What you should NOT say to someone in a similar circumstance:
- Saying nothing at all.
- Phrases that downplay the situation or simply try to cheer up the person. “You’re young.” “At least you already have a son.” “It could be worse.”
- Phrases that aren’t true or provide false hope. “It’ll be ok.” “God will work a miracle.” “Don’t worry, I’m sure you’ll have another kid.”

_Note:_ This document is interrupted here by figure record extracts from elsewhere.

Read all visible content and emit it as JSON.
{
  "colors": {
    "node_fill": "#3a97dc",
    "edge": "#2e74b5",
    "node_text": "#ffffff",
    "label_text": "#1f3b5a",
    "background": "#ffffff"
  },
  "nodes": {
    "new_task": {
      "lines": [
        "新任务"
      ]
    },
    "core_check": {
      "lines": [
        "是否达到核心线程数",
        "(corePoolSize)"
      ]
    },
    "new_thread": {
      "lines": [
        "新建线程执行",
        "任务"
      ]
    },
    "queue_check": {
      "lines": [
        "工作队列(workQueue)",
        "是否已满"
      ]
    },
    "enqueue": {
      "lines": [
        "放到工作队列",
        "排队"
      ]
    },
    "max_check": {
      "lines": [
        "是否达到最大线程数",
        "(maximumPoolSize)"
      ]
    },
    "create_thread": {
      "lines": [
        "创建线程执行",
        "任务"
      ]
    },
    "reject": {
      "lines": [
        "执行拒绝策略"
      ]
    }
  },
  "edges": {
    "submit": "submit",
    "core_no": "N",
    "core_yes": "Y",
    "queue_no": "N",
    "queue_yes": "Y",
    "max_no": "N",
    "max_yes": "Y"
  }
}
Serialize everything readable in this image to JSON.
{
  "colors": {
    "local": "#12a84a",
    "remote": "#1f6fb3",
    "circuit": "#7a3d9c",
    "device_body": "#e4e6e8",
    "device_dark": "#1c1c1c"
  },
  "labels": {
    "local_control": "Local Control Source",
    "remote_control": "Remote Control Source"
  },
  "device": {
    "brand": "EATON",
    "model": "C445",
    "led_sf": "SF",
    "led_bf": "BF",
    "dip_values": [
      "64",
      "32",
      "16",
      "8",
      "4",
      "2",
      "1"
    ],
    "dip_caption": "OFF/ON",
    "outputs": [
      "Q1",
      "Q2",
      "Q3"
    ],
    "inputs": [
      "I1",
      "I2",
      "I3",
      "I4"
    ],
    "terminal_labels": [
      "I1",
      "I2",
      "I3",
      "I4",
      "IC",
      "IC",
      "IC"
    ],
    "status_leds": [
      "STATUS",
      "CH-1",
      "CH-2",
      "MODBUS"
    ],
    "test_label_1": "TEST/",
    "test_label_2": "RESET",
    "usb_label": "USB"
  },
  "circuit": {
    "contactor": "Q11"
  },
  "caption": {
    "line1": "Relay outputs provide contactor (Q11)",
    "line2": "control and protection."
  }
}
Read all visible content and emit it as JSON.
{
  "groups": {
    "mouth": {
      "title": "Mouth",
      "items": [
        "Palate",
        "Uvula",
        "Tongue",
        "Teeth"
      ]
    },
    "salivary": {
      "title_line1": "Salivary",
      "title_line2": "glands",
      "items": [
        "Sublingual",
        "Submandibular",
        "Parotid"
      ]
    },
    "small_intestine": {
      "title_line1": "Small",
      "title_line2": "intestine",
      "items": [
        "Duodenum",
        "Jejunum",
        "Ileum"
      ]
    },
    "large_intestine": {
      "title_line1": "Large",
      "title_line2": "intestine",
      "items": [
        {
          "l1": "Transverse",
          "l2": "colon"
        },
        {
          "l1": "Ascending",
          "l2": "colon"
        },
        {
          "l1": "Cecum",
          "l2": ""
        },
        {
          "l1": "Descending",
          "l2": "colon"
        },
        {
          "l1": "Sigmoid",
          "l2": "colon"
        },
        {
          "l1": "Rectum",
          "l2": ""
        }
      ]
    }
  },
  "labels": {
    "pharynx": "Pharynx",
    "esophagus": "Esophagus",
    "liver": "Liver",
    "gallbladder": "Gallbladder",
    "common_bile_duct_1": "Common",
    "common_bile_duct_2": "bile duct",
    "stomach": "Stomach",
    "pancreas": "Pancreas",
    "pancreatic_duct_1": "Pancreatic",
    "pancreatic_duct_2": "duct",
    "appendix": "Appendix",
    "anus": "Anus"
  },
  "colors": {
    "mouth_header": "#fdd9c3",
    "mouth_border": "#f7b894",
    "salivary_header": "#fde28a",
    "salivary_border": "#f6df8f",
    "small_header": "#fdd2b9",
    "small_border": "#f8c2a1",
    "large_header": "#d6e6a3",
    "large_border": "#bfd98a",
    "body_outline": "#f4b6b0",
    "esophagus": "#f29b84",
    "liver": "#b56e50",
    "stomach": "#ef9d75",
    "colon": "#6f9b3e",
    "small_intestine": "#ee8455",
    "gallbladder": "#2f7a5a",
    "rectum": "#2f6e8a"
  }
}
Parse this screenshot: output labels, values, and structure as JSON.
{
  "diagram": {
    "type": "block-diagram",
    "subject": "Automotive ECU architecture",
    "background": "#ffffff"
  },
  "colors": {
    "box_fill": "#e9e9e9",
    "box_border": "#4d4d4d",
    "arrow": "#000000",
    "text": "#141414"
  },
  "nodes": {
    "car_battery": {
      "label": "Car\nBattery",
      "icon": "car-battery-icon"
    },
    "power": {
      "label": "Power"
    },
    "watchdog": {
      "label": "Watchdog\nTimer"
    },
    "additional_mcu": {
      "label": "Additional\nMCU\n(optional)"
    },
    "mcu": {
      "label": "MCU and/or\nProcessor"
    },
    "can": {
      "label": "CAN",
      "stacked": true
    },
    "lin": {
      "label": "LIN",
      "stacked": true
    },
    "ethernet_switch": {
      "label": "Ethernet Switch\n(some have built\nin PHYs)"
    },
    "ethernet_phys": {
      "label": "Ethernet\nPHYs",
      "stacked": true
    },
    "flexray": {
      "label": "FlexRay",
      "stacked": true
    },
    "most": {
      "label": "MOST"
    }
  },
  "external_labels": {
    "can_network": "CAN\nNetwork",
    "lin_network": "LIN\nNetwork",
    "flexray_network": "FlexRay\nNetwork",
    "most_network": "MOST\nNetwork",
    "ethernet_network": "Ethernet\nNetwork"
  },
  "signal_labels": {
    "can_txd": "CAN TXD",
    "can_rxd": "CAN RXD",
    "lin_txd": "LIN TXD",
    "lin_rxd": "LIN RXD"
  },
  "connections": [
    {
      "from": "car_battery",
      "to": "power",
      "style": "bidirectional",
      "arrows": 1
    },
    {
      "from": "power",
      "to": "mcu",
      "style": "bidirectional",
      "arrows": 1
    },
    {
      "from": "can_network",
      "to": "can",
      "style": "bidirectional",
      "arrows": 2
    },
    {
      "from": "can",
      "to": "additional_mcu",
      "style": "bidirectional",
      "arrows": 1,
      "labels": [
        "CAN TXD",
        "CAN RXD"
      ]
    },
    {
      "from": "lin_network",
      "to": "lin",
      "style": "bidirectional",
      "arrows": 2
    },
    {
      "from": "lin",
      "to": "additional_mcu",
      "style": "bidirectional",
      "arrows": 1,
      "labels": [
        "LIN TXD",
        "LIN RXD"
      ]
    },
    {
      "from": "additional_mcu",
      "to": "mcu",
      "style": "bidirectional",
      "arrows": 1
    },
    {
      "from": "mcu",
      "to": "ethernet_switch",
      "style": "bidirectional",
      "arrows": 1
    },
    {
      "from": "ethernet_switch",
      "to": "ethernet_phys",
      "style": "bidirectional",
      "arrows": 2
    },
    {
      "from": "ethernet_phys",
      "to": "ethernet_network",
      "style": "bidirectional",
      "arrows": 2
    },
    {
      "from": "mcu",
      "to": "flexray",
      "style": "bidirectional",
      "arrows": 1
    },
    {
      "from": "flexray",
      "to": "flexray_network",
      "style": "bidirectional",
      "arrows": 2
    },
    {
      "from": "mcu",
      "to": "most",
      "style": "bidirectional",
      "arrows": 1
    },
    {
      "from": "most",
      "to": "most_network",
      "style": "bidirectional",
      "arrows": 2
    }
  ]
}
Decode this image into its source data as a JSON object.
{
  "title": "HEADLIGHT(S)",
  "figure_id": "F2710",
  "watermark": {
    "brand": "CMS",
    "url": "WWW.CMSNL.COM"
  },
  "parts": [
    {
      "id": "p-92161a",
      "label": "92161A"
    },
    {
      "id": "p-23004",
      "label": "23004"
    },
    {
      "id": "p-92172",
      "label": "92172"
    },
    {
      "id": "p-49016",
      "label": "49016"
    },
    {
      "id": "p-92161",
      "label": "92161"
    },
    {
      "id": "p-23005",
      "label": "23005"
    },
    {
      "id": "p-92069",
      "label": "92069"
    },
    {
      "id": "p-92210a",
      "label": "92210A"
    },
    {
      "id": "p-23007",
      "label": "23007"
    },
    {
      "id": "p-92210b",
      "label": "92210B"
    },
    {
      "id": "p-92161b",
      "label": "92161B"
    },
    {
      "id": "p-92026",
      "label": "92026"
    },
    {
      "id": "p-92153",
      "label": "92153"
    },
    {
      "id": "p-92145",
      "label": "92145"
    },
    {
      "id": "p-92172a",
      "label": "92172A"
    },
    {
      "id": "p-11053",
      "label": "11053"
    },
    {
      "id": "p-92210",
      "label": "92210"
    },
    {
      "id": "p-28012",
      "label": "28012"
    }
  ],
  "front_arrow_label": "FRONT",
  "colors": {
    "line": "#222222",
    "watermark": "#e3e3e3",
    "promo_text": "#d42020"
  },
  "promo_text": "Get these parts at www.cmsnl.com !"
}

- “Let me know if you need anything.” This puts the burden back on the one suffering.
Hymns or songs that comforted me:
- It Is Well with My Soul, Spafford/Bliss
- Blessings, Laura Story
- Yet Not I But Through Christ in Me, CityAlight
The hope Jesus has given me through my loss of Annabelle:
The loss of Annabelle has given me hope in the eternal rather than the temporal and the unseen rather than the seen. It has taught me that the worth of my own plans for my life pale in comparison to the plans the Lord has for me. As precious as each family member and friend in our lives can be, our hope in both this life and the next cannot be dependent on them, but only our Savior. Turning over those temporal gifts to God allows us to rejoice in the hope of one day living with no tears and no pain altogether.